Presence of culturable, intact SARS-CoV-2 virus and seroconversion
It was remarkable to me to read up on how coronaviruses are cultured in a line called Vero, derived from monkey epithelial kidney cells. The paper goes on to look at live SARS-CoV-2 virus, only being able to show infectivity of the cell culture model up to day 7. Compare this to the figure above, where virus is detected in swabs up to day 20.
In addition, seroconversion was shown starting from day 5 and all nine patients seroconverted (i.e. showed IgG / IgM against SARS-CoV-2 spike protein) by day 15.

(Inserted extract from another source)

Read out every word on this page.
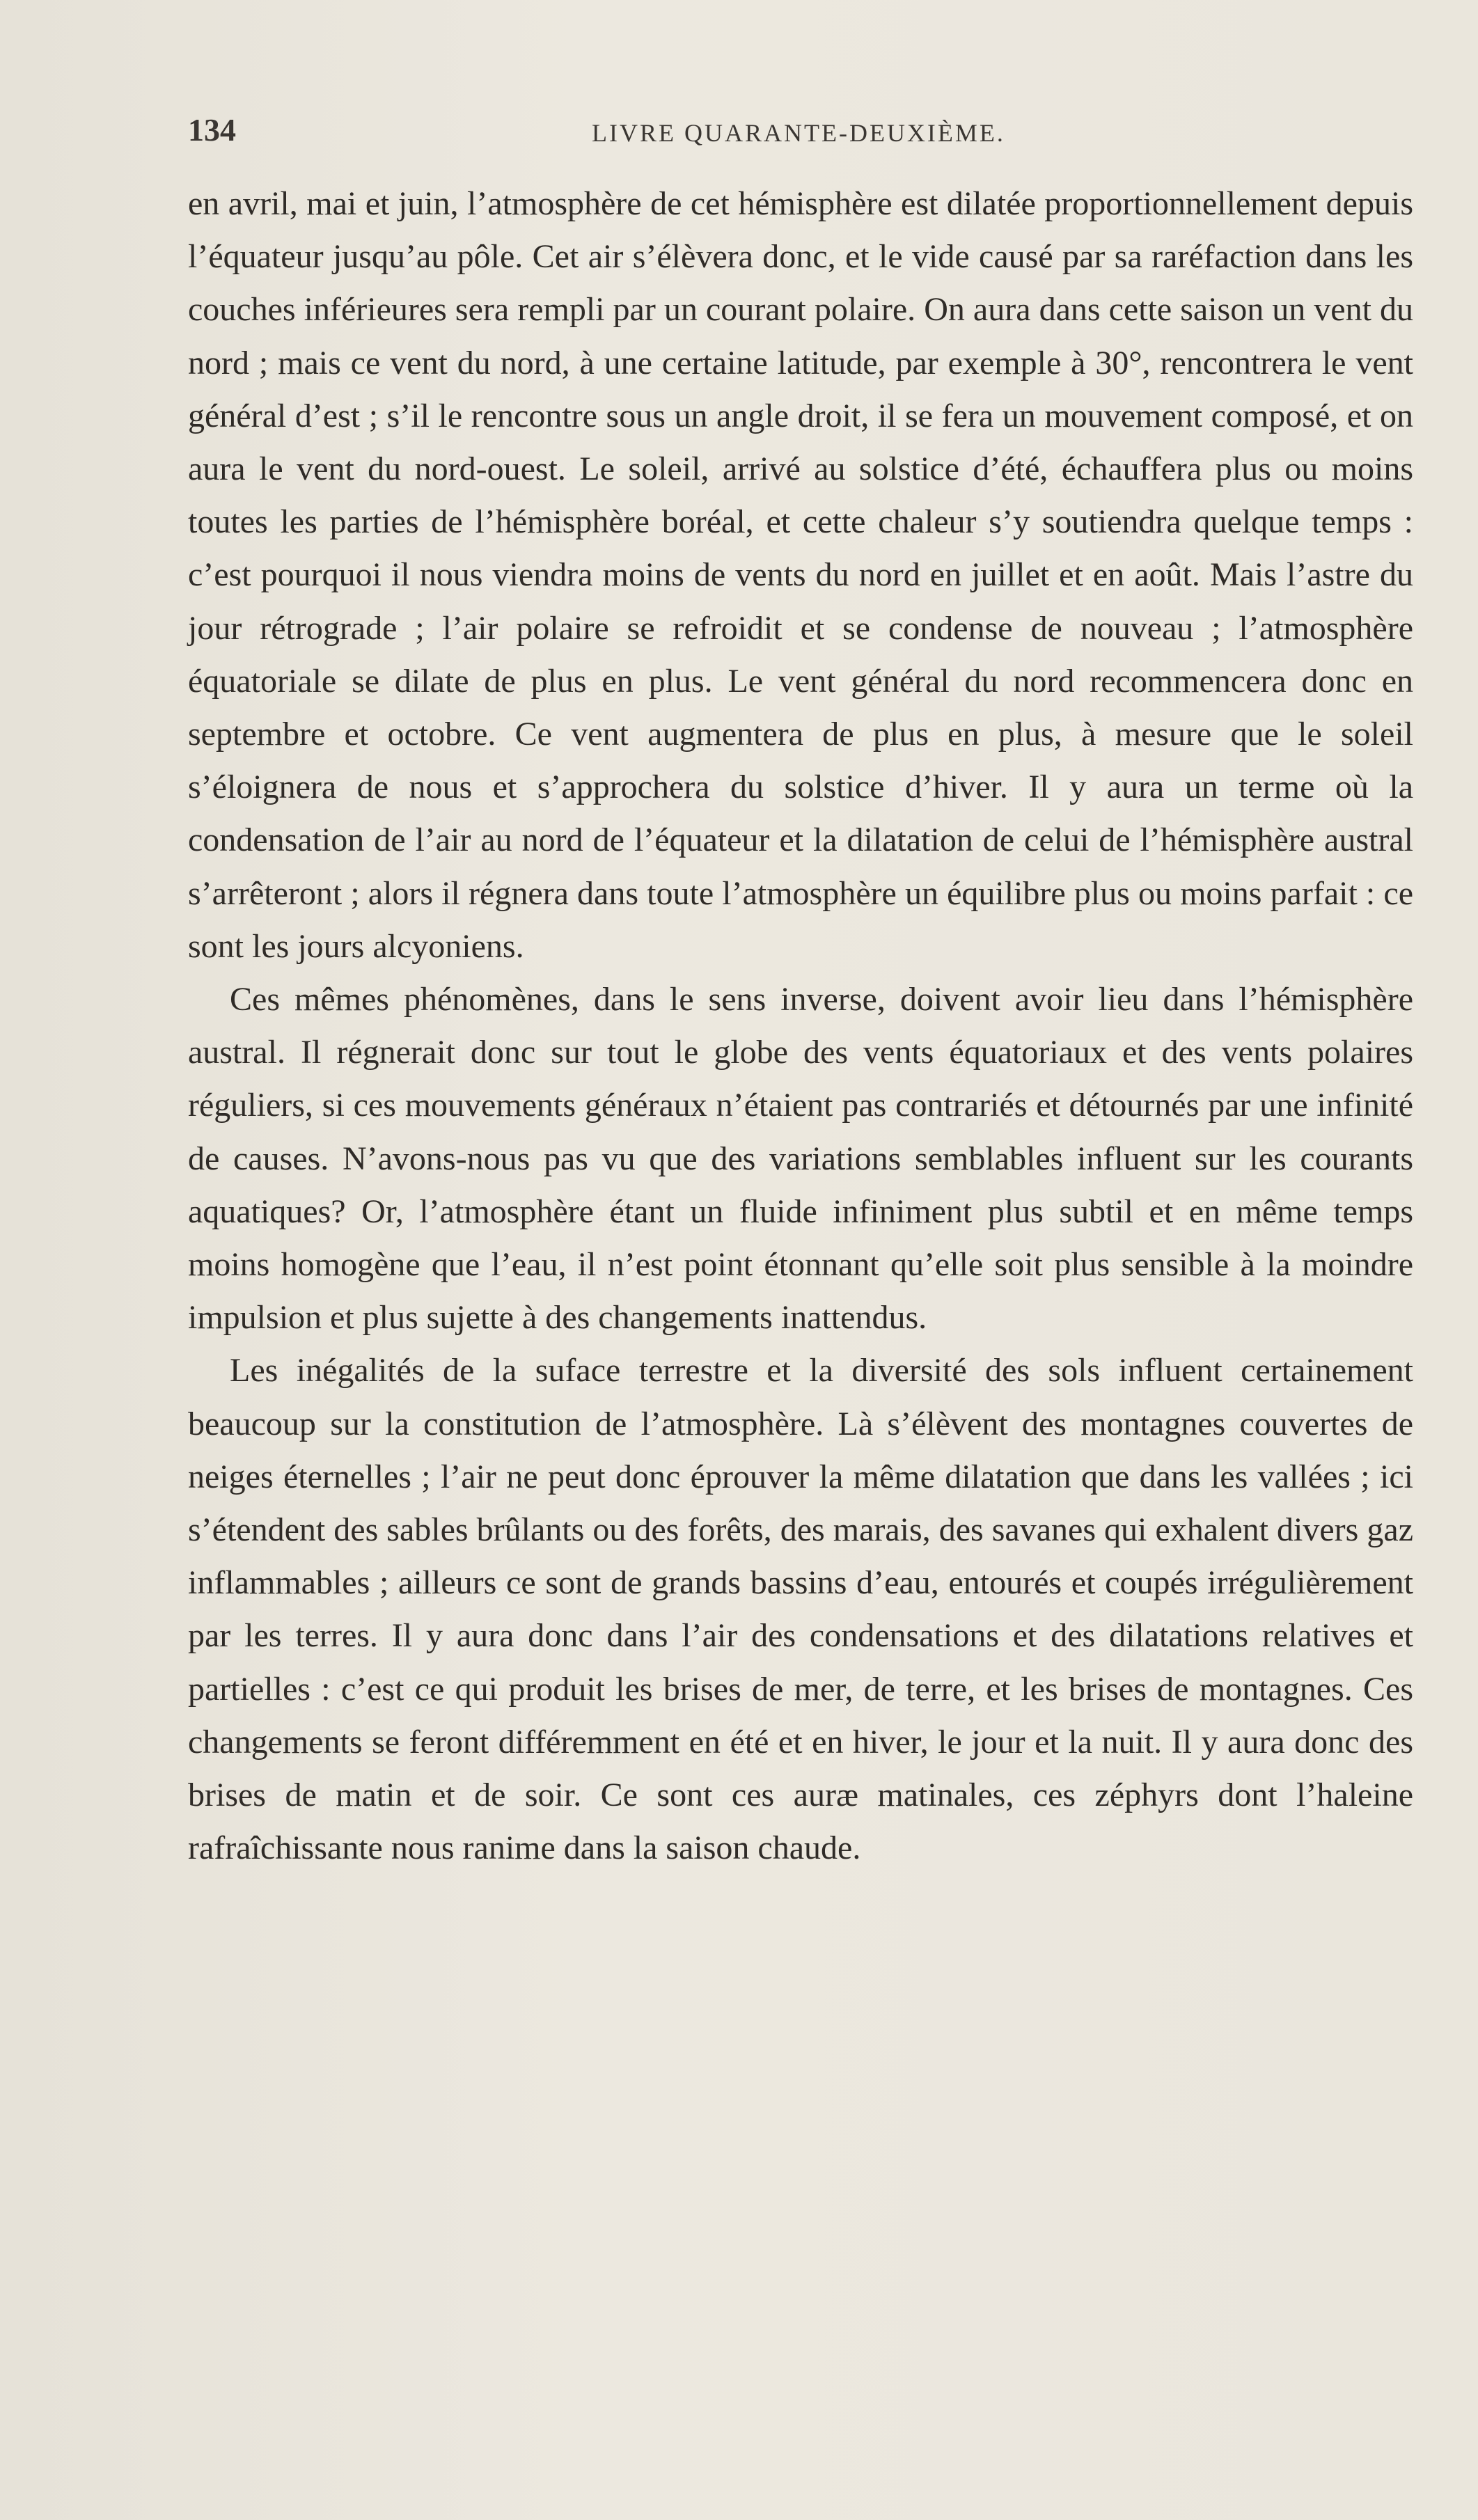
134	LIVRE QUARANTE-DEUXIÈME.

en avril, mai et juin, l’atmosphère de cet hémisphère est dilatée proportionnellement depuis l’équateur jusqu’au pôle. Cet air s’élèvera donc, et le vide causé par sa raréfaction dans les couches inférieures sera rempli par un courant polaire. On aura dans cette saison un vent du nord ; mais ce vent du nord, à une certaine latitude, par exemple à 30°, rencontrera le vent général d’est ; s’il le rencontre sous un angle droit, il se fera un mouvement composé, et on aura le vent du nord-ouest. Le soleil, arrivé au solstice d’été, échauffera plus ou moins toutes les parties de l’hémisphère boréal, et cette chaleur s’y soutiendra quelque temps : c’est pourquoi il nous viendra moins de vents du nord en juillet et en août. Mais l’astre du jour rétrograde ; l’air polaire se refroidit et se condense de nouveau ; l’atmosphère équatoriale se dilate de plus en plus. Le vent général du nord recommencera donc en septembre et octobre. Ce vent augmentera de plus en plus, à mesure que le soleil s’éloignera de nous et s’approchera du solstice d’hiver. Il y aura un terme où la condensation de l’air au nord de l’équateur et la dilatation de celui de l’hémisphère austral s’arrêteront ; alors il régnera dans toute l’atmosphère un équilibre plus ou moins parfait : ce sont les jours alcyoniens.

Ces mêmes phénomènes, dans le sens inverse, doivent avoir lieu dans l’hémisphère austral. Il régnerait donc sur tout le globe des vents équatoriaux et des vents polaires réguliers, si ces mouvements généraux n’étaient pas contrariés et détournés par une infinité de causes. N’avons-nous pas vu que des variations semblables influent sur les courants aquatiques? Or, l’atmosphère étant un fluide infiniment plus subtil et en même temps moins homogène que l’eau, il n’est point étonnant qu’elle soit plus sensible à la moindre impulsion et plus sujette à des changements inattendus.

Les inégalités de la suface terrestre et la diversité des sols influent certainement beaucoup sur la constitution de l’atmosphère. Là s’élèvent des montagnes couvertes de neiges éternelles ; l’air ne peut donc éprouver la même dilatation que dans les vallées ; ici s’étendent des sables brûlants ou des forêts, des marais, des savanes qui exhalent divers gaz inflammables ; ailleurs ce sont de grands bassins d’eau, entourés et coupés irrégulièrement par les terres. Il y aura donc dans l’air des condensations et des dilatations relatives et partielles : c’est ce qui produit les brises de mer, de terre, et les brises de montagnes. Ces changements se feront différemment en été et en hiver, le jour et la nuit. Il y aura donc des brises de matin et de soir. Ce sont ces auræ matinales, ces zéphyrs dont l’haleine rafraîchissante nous ranime dans la saison chaude.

This is evidence (although the paper does make a few disclaimers) that after day 8 of onset of symptoms no live virus could be isolated, although RNA from the virus could be detected per figure 1b. It is worthwhile to note the nine individuals with COVID-19 were mild cases of disease even though they were hospitalized since they were the first cases in Germany. The authors also note in their conclusion, ‘measures to contain viral spread should aim at droplet- rather than fomite-based transmission’. (Fomites are the infective particulates that reside on a contaminated surface.)
They also state “based on the present findings, early discharge with ensuing home isolation could be chosen for patients who are beyond day 10 of symptoms with less than 100,000 viral RNA copies per mL of sputum. Both criteria predict that there is little residual risk of infectivity, based on cell culture.”

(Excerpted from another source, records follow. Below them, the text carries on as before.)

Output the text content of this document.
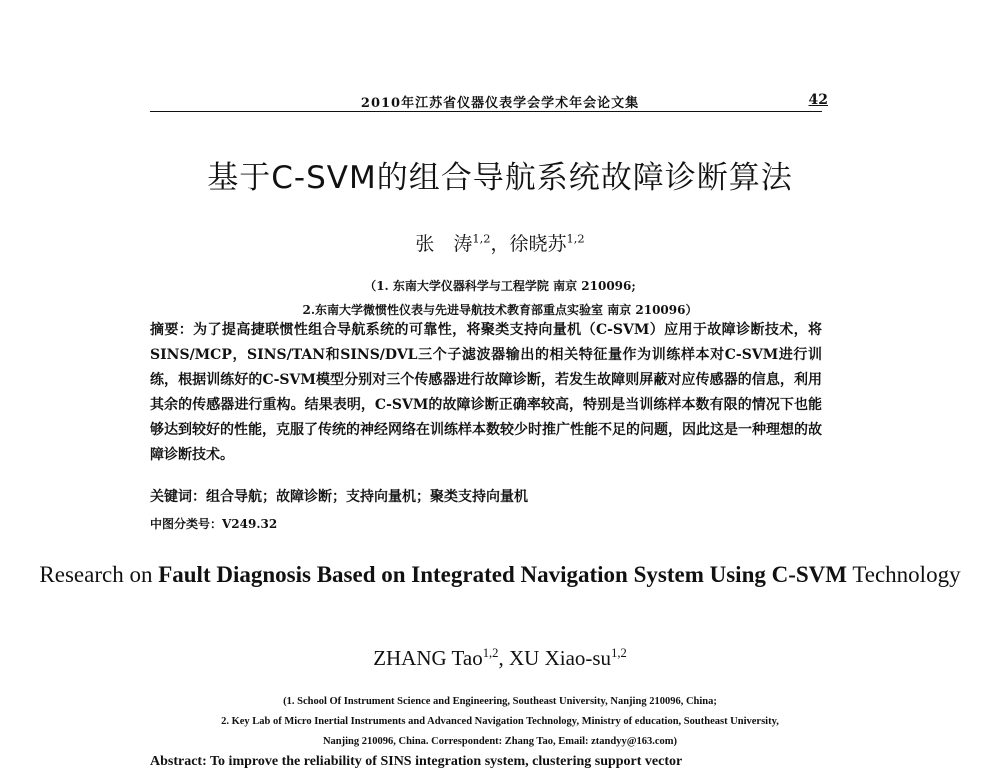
2010年江苏省仪器仪表学会学术年会论文集	42
基于C-SVM的组合导航系统故障诊断算法
张　涛$^{1,2}$，徐晓苏$^{1,2}$
（1. 东南大学仪器科学与工程学院 南京 210096;
2.东南大学微惯性仪表与先进导航技术教育部重点实验室 南京 210096）
摘要：为了提高捷联惯性组合导航系统的可靠性，将聚类支持向量机（C-SVM）应用于故障诊断技术，将SINS/MCP，SINS/TAN和SINS/DVL三个子滤波器输出的相关特征量作为训练样本对C-SVM进行训练，根据训练好的C-SVM模型分别对三个传感器进行故障诊断，若发生故障则屏蔽对应传感器的信息，利用其余的传感器进行重构。结果表明，C-SVM的故障诊断正确率较高，特别是当训练样本数有限的情况下也能够达到较好的性能，克服了传统的神经网络在训练样本数较少时推广性能不足的问题，因此这是一种理想的故障诊断技术。
关键词：组合导航；故障诊断；支持向量机；聚类支持向量机
中图分类号：V249.32
Research on Fault Diagnosis Based on Integrated Navigation System Using C-SVM Technology
ZHANG Tao$^{1,2}$, XU Xiao-su$^{1,2}$
(1. School Of Instrument Science and Engineering, Southeast University, Nanjing 210096, China;
2. Key Lab of Micro Inertial Instruments and Advanced Navigation Technology, Ministry of education, Southeast University,
Nanjing 210096, China. Correspondent: Zhang Tao, Email: ztandyy@163.com)
Abstract: To improve the reliability of SINS integration system, clustering support vector
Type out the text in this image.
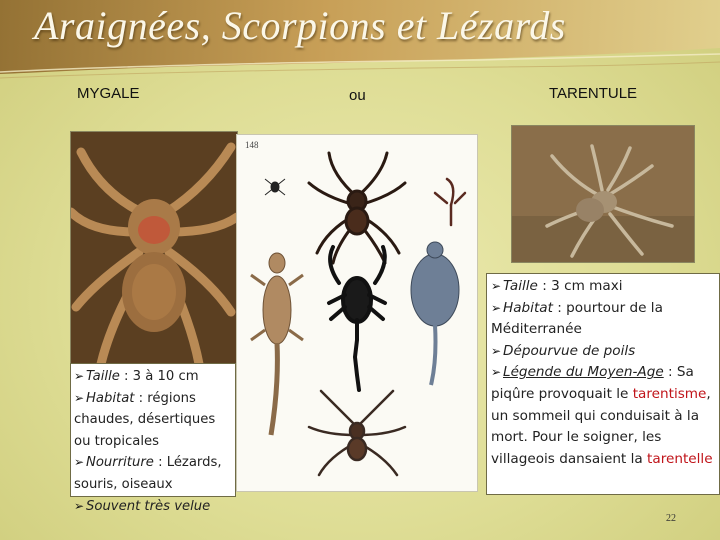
Araignées, Scorpions et Lézards

MYGALE	ou	TARENTULE

➢ Taille : 3 à 10 cm
➢ Habitat : régions chaudes, désertiques ou tropicales
➢ Nourriture : Lézards, souris, oiseaux
➢ Souvent très velue
148
➢ Taille : 3 cm maxi
➢ Habitat : pourtour de la Méditerranée
➢ Dépourvue de poils
➢ Légende du Moyen-Age : Sa piqûre provoquait le tarentisme, un sommeil qui conduisait à la mort. Pour le soigner, les villageois dansaient la tarentelle

22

Presence of neutralizing antibodies
This paper also presented data looking at SARS-CoV-2-specific antibodies, ruling out cross-reactive antibodies against other coronaviruses. There are four endemic human coronaviruses (called HCoV-HKU1, -OC43, -NL63, and -299E), and their respective cloned spike proteins were transiently expressed in Vero B2 cells (along with SARS-CoV-2 spike protein). A test called a Plaque Reduction Neutralization Test causing plaque reductions of 90% (PRNT90) uses serial dilutions (1:10, 1:1000 etc) of patient serum samples, demonstrates the ‘blocking action’ of the serum’s antibodies to prevent live virus from infecting the Vero cells in culture, and fluorescence microscopy (example below) shows the presence of the neutralizing antibody against the specific virus’ spike protein, whether SARS-CoV-2 or one of the other HCoV variations.

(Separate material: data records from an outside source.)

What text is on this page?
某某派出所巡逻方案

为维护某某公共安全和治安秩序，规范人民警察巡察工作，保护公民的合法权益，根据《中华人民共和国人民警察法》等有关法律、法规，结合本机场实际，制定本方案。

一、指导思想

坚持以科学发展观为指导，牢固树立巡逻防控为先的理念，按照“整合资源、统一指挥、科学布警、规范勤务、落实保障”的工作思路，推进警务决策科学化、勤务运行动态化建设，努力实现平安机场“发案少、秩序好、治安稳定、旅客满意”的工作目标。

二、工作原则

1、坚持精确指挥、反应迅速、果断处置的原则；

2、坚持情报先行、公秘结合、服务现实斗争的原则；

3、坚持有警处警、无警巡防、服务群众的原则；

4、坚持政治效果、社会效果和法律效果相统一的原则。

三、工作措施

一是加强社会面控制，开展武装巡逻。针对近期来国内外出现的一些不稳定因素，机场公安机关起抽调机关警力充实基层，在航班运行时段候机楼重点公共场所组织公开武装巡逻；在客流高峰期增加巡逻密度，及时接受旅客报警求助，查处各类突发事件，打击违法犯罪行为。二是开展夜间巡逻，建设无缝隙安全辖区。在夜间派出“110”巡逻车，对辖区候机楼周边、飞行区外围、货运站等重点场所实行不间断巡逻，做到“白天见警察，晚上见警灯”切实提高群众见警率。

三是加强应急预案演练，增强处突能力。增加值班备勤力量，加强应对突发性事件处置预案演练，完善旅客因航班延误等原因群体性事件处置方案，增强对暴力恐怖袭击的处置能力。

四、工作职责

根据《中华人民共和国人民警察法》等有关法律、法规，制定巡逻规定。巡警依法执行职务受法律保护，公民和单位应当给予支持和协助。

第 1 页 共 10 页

In general there is a low titer of neutralizing antibodies in coronavirus infections, and thus a sensitive neutralization assay is needed which they have developed, and the authors call for a simpler ‘microneutralization test format’ for routine applications. Will be sure to be on the lookout for this development.
A few summary conclusions
This well-done study shows an extremely wide range of rRT-PCR quantitation from a variety of sample types, indicates virus in stool persists long after virus is cleared from the throat and sputum, seroconversion by the second week of symptoms, and presence of neutralizing antibodies. Here is one example plot from Patient #4 cropped from Figure 2 of their paper.
A few of the authors observations were notable: there was no co-infection with any other virus among the nine patients in this paper (rhinovirus, enterovirus, RSV, adenovirus, influenza A and B, or other coronaviruses, among several others). They authors also note ‘critically, the majority of patients in the present study seemed to be already beyond their shedding peak in upper respiratory tract samples when first tested’.
These patients were sampled at only day 2 of symptom onset, giving support to the growing evidence of asymptomatic spread.